At the rightwing end were Thatcher and Reagan. At the other was Fernando Lugo, the president of Paraguay between 2008 and 2012, a prominent Catholic “bishop of the poor”, liberation theologist and part of a wave of leftwing leaders in Latin America.

There were also significant differences in the political contexts in which Christian politicians were operating, Spencer said. “There are places where you stand to make a lot of political capital by talking about your faith – such as the US or Russia.

“But in countries like the UK, Australia, Germany, France, where electorates are hyper-sceptical, politicians stand to lose political capital. No politician in the UK or France talks about their faith in order to win over the electorate.”

Blair’s communications chief Alastair Campbell famously warned a television interviewer against asking the then prime minister about his faith, saying: “We don’t do God.” He believed the British public was instinctively distrustful of religiously-minded politicians.

After he left Downing Street, Blair spoke of the difficulties of talking about “religious faith in our political system. If you are in the American political system or others then you can talk about religious faith and people say ‘yes, that’s fair enough’ and it is something they respond to quite naturally. You talk about it in our system and, frankly, people do think you’re a nutter.”

Although Blair’s faith reportedly shaped all his key policy decisions in office, the same was not true of all politicians, said Spencer. “There are some politicians for whom faith has shaped politics, and others for whom you can be more confident that politics are shaping faith. Trump is an example of that,” he said.

According to the chapter on Trump – a late addition to the book – the president “is not known for his interest in theology, the church or religion. His statements about faith, not least his own faith, have been infrequent and vague. And yet, Trump is insistent that he believes in God, loves the Bible and has a good relationship with the church … Simply to dismiss Trump’s faith talk would be to dismiss Trump, and 2016 showed that that is a mistake”.

Leaders’ faith

Theresa May Daughter of an Anglican vicar, the British prime minister goes to church most Sundays and has said her Christian faith is “part of who I am and therefore how I approach things ... [it] helps to frame my thinking and my approach”.

Vladimir Putin The Russian president has increasingly presented himself as a man of serious personal faith, which some suggest is connected to a nationalist agenda. He reportedly prays daily in a small Orthodox chapel next to the presidential office.

Angela Merkel The German chancellor is a serious Christian believer but one whose faith is very private. “I am a member of the evangelical church. I believe in God and religion is also my constant companion, and has been for the whole of my life,” she told an interviewer in 2012.

Fernando Lugo The former president of Paraguay was also a prominent Catholic bishop, a champion of the poor and a leading advocate of liberation theology. He urged “defending the gospel values of truth against so many lies, justice against so much injustice, and peace against so much violence”.
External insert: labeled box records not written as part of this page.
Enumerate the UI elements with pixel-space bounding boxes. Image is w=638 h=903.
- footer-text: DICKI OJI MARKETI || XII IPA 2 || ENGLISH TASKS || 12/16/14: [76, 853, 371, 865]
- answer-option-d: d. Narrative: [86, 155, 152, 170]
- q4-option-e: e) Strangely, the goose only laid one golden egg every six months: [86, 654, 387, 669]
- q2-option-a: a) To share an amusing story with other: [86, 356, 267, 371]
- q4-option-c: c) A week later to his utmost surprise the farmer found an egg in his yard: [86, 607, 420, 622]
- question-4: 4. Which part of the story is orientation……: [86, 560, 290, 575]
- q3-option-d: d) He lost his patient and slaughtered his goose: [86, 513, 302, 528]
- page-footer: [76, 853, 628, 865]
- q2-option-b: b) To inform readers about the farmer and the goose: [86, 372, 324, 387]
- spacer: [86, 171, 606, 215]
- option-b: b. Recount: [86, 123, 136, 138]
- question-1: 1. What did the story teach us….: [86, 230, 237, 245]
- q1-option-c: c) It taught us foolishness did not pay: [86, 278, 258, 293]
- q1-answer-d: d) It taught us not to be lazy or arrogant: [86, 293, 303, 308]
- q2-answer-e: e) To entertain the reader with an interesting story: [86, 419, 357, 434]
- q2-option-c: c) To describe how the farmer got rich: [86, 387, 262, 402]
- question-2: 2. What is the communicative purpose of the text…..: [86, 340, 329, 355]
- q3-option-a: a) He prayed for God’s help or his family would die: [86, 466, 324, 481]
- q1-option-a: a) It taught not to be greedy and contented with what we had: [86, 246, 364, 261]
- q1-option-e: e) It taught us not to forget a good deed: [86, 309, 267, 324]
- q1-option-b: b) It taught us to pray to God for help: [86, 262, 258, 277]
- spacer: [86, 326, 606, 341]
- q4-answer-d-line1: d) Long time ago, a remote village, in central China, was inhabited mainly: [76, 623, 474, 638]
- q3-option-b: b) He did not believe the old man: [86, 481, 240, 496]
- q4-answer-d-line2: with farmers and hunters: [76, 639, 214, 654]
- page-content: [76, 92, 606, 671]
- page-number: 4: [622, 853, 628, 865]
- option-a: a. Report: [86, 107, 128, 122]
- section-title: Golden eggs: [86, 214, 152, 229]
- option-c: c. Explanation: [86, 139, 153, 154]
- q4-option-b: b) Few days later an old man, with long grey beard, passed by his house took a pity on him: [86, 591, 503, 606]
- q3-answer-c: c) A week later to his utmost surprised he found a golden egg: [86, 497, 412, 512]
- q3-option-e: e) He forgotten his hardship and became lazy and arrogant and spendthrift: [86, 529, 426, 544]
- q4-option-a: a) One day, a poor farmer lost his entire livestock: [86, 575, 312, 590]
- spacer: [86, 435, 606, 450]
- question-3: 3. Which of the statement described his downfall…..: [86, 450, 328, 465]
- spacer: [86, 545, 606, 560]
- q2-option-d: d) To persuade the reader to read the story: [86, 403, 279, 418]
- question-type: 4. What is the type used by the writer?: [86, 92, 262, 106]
Viktor Orbán A relatively recent convert to faith, the Hungarian prime minister frequently invokes the need to defend “Christian Europe” against Muslim migrants. “Christianity is not only a religion, but is also a culture on which we have built a whole civilisation,” he said in 2014.

Ellen Johnson Sirleaf The president of Liberia and a Nobel peace laureate, Sirleaf was brought up in a devout family and has frequently appealed for “God’s help and guidance” during her 10 years as head of state. In a 2010 speech, she described religion and spirituality as “the cornerstone of hope, faith and love for all peoples and races”.